People living with spinal muscular atrophy in England are set to gain routine NHS access to two treatments after NICE published final draft guidance on 14 May 2026. The recommendation covers nusinersen and risdiplam for certain patients, marking a significant step for a rare condition that can cause progressive muscle weakness, breathing problems and swallowing difficulties.
What the new guidance means for patients
NICE said the decision follows a review of the latest evidence and real-world experience from the NHS. The committee concluded that both medicines can offer substantial benefits for many people with spinal muscular atrophy, including improved survival, slower disease progression and better quality of life.
According to the guidance, nusinersen is recommended for both pre-symptomatic and symptomatic patients who have not responded successfully to gene therapy with onasemnogene abeparvovec. Risdiplam will be offered to patients with SMA types 1, 2 or 3 who have not benefited from that gene therapy, as well as for pre-symptomatic cases where gene therapy is unsuitable.
Why the decision matters
Spinal muscular atrophy is an inherited condition that can lead to severe disability and, in its most serious forms, early death, often before the age of two. NICE said around 1,150 people in England are estimated to be living with SMA types 1 to 3. The guidance also notes that the treatments can reduce the need for permanent ventilation and help children reach developmental milestones such as sitting, standing and walking.

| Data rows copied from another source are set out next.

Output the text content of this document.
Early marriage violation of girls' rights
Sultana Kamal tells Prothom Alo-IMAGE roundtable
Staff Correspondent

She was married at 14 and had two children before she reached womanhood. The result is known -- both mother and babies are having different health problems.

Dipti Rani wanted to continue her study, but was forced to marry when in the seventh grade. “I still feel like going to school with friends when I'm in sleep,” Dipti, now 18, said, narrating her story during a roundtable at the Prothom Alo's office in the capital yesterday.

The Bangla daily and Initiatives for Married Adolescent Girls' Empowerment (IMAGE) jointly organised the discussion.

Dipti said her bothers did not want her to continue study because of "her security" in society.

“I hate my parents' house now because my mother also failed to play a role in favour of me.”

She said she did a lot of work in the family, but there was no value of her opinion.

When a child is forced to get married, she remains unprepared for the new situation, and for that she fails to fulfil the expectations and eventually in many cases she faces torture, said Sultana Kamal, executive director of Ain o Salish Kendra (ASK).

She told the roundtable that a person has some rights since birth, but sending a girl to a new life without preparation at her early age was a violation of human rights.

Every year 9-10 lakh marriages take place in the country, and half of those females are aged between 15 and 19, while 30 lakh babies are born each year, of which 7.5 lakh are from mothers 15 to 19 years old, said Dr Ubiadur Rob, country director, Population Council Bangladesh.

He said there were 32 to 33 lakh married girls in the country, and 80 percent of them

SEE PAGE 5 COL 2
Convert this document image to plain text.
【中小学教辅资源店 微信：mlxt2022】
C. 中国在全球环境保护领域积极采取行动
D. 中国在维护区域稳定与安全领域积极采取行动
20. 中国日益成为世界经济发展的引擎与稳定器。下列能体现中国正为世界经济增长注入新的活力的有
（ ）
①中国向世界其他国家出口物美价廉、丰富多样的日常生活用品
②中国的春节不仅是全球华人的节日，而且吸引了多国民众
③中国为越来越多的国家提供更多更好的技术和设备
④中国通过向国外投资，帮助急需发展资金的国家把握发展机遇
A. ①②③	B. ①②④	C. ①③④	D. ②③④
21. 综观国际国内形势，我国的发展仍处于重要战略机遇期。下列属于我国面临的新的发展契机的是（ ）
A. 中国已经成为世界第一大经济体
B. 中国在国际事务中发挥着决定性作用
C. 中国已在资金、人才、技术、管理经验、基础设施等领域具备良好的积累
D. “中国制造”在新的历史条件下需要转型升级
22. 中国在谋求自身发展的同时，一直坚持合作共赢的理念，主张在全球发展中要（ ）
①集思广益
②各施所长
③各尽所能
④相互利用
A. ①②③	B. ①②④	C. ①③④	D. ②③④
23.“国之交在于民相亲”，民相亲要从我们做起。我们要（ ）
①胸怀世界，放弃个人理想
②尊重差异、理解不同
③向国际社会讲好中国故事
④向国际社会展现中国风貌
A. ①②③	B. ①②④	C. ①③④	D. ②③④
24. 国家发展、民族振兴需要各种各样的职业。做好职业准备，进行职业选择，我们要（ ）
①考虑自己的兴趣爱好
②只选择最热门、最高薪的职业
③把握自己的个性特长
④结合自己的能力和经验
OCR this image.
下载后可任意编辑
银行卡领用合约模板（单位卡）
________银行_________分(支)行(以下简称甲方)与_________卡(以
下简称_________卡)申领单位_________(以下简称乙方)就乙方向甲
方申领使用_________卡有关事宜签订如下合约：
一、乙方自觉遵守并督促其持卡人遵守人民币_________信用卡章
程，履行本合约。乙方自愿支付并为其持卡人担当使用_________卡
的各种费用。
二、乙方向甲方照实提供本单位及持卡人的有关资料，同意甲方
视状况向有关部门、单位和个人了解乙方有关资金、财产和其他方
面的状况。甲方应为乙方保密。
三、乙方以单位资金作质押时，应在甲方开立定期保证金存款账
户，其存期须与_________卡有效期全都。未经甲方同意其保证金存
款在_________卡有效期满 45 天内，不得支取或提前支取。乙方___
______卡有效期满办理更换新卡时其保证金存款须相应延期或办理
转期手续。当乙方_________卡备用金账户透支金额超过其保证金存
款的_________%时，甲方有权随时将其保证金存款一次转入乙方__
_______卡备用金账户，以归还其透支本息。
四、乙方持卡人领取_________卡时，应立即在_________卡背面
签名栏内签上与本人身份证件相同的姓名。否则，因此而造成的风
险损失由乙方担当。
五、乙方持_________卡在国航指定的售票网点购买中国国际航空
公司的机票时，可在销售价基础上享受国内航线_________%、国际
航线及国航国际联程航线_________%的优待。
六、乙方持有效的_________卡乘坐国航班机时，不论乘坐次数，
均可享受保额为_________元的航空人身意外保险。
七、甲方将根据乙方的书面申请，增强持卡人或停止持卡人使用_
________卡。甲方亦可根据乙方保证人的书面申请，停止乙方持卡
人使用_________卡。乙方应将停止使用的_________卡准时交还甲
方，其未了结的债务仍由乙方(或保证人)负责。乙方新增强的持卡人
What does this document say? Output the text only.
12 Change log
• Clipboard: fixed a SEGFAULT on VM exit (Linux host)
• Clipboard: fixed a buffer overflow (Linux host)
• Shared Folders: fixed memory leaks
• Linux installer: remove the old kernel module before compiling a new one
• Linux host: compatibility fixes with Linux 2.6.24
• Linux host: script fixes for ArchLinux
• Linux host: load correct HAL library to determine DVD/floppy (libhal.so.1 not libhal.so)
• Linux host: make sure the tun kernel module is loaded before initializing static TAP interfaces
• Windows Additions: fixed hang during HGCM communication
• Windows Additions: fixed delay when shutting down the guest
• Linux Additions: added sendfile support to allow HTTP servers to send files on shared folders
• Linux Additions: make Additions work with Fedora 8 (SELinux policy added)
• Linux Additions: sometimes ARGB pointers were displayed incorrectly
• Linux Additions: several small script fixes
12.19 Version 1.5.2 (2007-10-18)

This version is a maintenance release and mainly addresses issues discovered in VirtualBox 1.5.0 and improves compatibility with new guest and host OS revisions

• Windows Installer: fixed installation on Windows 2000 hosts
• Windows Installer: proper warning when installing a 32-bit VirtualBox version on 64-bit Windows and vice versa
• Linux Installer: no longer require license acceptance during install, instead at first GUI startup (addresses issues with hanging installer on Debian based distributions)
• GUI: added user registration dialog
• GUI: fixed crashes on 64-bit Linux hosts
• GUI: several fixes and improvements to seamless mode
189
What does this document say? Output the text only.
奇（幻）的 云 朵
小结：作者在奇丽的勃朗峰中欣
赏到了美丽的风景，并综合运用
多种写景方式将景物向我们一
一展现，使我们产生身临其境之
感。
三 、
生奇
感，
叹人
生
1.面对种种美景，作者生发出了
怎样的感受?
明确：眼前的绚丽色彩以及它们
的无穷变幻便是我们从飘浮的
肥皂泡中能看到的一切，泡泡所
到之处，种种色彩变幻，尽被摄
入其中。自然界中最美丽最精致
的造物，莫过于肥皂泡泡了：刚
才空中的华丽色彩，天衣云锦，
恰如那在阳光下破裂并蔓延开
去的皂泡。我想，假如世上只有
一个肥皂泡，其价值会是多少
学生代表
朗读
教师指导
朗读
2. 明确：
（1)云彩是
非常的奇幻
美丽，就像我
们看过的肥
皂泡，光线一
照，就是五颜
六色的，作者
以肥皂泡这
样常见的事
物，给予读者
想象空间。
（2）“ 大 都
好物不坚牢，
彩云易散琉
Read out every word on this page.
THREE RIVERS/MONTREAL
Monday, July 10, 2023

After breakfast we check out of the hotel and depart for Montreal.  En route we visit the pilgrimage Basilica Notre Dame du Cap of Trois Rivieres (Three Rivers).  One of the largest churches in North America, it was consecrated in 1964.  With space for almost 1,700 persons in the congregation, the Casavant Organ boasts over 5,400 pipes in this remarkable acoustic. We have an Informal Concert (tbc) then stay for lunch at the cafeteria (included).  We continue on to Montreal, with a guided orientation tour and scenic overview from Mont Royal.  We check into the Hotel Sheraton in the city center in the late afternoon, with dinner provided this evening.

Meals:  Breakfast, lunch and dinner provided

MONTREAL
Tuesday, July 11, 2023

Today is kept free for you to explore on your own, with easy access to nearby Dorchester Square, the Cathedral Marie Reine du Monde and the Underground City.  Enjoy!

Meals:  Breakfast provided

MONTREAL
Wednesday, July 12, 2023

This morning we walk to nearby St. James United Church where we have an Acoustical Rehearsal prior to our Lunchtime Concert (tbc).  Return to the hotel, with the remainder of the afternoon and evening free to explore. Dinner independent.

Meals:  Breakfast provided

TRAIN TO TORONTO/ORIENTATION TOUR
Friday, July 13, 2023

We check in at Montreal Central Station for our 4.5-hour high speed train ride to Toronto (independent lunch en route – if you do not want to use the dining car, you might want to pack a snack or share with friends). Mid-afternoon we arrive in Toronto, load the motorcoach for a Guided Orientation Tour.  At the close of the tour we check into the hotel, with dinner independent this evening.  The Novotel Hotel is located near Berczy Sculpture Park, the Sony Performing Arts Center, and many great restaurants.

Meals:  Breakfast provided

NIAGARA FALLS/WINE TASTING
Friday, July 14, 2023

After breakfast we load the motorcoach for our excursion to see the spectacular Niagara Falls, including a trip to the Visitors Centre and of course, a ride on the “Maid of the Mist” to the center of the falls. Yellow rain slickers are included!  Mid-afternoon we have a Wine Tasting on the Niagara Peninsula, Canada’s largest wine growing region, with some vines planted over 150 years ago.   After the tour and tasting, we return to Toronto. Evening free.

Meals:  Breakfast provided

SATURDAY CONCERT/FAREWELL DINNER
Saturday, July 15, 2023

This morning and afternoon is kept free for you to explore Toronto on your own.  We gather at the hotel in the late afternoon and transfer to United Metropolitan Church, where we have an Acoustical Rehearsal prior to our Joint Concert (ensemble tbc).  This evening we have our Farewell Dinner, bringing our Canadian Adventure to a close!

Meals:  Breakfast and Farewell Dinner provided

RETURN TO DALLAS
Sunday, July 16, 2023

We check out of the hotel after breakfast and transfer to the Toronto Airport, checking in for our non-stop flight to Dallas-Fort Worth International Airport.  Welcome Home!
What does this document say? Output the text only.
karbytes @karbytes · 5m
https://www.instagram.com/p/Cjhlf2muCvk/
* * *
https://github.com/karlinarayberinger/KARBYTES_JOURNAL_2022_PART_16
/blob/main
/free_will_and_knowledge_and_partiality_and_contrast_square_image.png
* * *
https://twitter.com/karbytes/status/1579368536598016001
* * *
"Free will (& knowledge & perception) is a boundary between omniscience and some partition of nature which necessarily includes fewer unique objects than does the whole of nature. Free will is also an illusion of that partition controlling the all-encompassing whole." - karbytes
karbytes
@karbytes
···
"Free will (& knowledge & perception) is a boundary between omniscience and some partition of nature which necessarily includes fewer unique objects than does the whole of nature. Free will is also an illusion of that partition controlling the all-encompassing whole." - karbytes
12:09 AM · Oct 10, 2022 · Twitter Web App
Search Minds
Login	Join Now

Helen Knight, NICE’s director of medicines evaluation, said the committee concluded that nusinersen and risdiplam can offer life-changing benefits, helping people live longer and maintain independence, communication and participation in everyday life. Public Health Minister Sharon Hodgson said the decision represents an important milestone in improving access to innovative NHS treatments for rare diseases.
Data collected during the managed access period also pointed to wider benefits for patients and carers, including improved physical and mental wellbeing, fewer emergency hospital admissions and better sleep for carers. NICE said even small improvements in movement can have meaningful effects on independence, while stabilising a progressive disease can be a valuable outcome in itself.
The guidance does not set out a single treatment path for every patient. Instead, NICE says access to both therapies will give clinicians, patients and families more choice in finding the option best suited to individual needs. NICE announcement
With routine NHS access now recommended, the decision could offer a more predictable route to treatment for families affected by a condition that requires lifelong management and, in many cases, early intervention.